Chrześcijanie w Iraku szturmują niebo, prosząc, by zakończyła się pandemia i mogła dojść do skutku podróż apostolska papieża Franciszka. Patriarcha Kościoła chaldejskiego zainicjował trzydniowy post pod hasłem „Zmartwychwstanie Niniwy”. Nawiązuje on do nawrócenia i postu mieszkańców starożytnej Niniwy pod wpływem przepowiadania proroka Jonasza oraz historycznego wydarzenia z VIII w. kiedy to trzydniowy post chrześcijan uwolnił Mezopotamię od epidemii dżumy.
Irackie siły bezpieczeństwa w pobliżu miejsca dwóch eksplozji bomb na centralnym targu w Bagdadzie, fot. PAP/EPA/AHMED JALILTrzydniowy post polega na powstrzymywaniu się od pokarmów do południa albo do wieczora oraz na codziennym udziale w nabożeństwach i Eucharystii.

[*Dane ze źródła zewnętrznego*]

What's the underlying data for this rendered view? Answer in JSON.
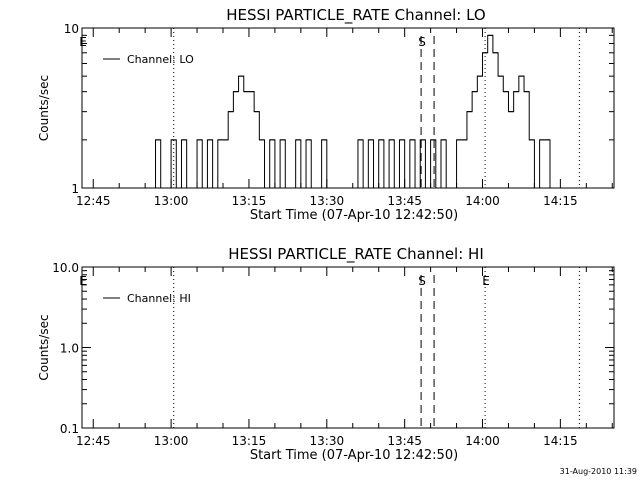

Żałujmy naszych grzechów, módlmy się o wyzwolenie od koronawirusa, zamyślmy się nad sensem naszego życia, wywiążmy się z naszych zobowiązań względem braci i sióstr, dajmy wyraz solidarności z chorymi, bezrobotnymi, podajmy im pomocną dłoń
– apeluje kard. Louis Sako.
W naszym Kościele ten trzydniowy post jest bardzo ważny, ma niemal takie samo znaczenie co Wielki Post. Jest on bowiem związany z historią Iraku. W VIII w. była tu wielka epidemia. Ówczesny patriarcha Ezechiel ogłosił trzydniowy post na wzór mieszkańców Niniwy, aby ustała zaraza. Dziś znajdujemy się w podobnej sytuacji ze względu na pandemię koronawirusa. Jest to dobra okazja, by zintensyfikować naszą modlitwę, prosić o ocalenie z pandemii, a także o nawrócenie na braterstwo, przezwyciężenie fundamentalizmów, wyrzeczenie się przemocy, by wszystkim okazać solidarność. I rzeczywiście ludzie dużo się modlą w tym czasie. Nasze kościoły są pełne
– wyjaśnia duchowny.
Kard. Sako zapewnił w rozmowie z Radiem Watykańskim, że pomimo dwóch niedawnych zamachów terrorystycznych w Bagdadzie, przygotowania do papieskiej podróży przebiegają normalnie.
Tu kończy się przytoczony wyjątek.